I remember them using kelp as a fertilizer...it was watery and smelled a bit fishy, not unpleasant.

Now it seems to me that Leslie used hot peppers as a spray in her garden. I'm not sure how...I'll have to ask.

I've had some luck using paraffin spray, but I don't know if that qualifies as organic. There are warnings on the label about using it on edible plants. But the idea is that the paraffin smothers the insects rather than killing them with poison. It's kind of clunky to use, also. You attach a sprayer to your hose and mix the stuff with water inside it.

This has worked, at least somewhat, on some scale and mildew we have on these ficus plants. Wondering if it would do anything on non-edible plants.

Vinegar sounds interesting. I have salted slugs too. They do die but it takes forever! Does beer work? Do they really drink it, get drunk and drown?

"Chuckie" is still around.

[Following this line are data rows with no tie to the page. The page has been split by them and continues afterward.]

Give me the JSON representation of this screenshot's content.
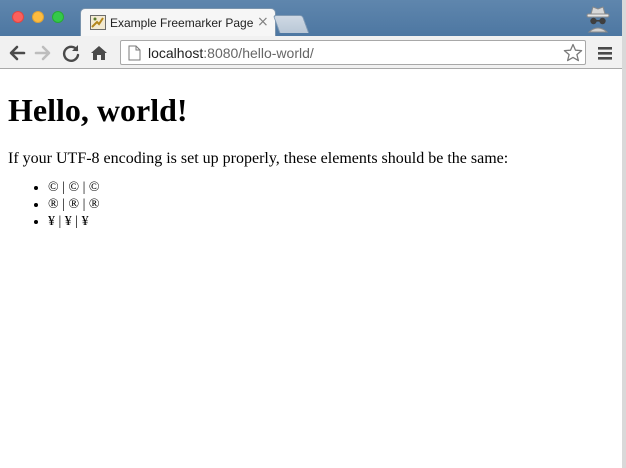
{
  "browser": {
    "tab": {
      "title": "Example Freemarker Page",
      "close_glyph": "×"
    },
    "address_bar": {
      "url_host": "localhost",
      "url_rest": ":8080/hello-world/"
    },
    "icons": {
      "back": "back-arrow-icon",
      "forward": "forward-arrow-icon",
      "reload": "reload-icon",
      "home": "home-icon",
      "page": "page-icon",
      "bookmark": "star-icon",
      "menu": "hamburger-menu-icon",
      "profile": "incognito-icon"
    },
    "colors": {
      "titlebar": "#5a82aa",
      "toolbar": "#f1f1f1",
      "close": "#fc605c",
      "minimize": "#fdbc40",
      "maximize": "#34c84a"
    }
  },
  "page": {
    "heading": "Hello, world!",
    "intro": "If your UTF-8 encoding is set up properly, these elements should be the same:",
    "items": [
      "© | © | ©",
      "® | ® | ®",
      "¥ | ¥ | ¥"
    ]
  }
}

Well I should give him a name, it's the same old pocket gopher we had last year and the year before that. I know him. He's big and has endless chutzpah. I've thrown rocks right at him and it doesn't bother him at all.

I read that you have to be patient and keep putting out the gum. It takes some weeks for the critters to eat it and die. Well I'm patient. And I bought a big pack of gum!

--Josephine

posted by TheBroadroom.Net at 12:37 PM (Pacific)





Sunday, August 03, 2003

The local sunday paper had a decent article in it today about organic gardening.
Heres some of the interesting info I gleaned from it:

White vinegar kills slugs. Spray it on them.
(I didn't know this. I know salt kills them, we've watched many die a horrible looking death as they melted away. I've baited them with beer too.)

Nicotine kills aphids and many chewing insects. Soak cigarettes in water and spray.
(I wonder if this works on those damn japanese beetles. I hate those suckers, they're devouring our roses and our basil)

Hot peppers soaked in water to deter chewing insects. the hotter the pepper the better it works.
(However, they didn't say how to apply or use this. Spray the water on them? Spread the soaked pepper on the plants? I have no idea.)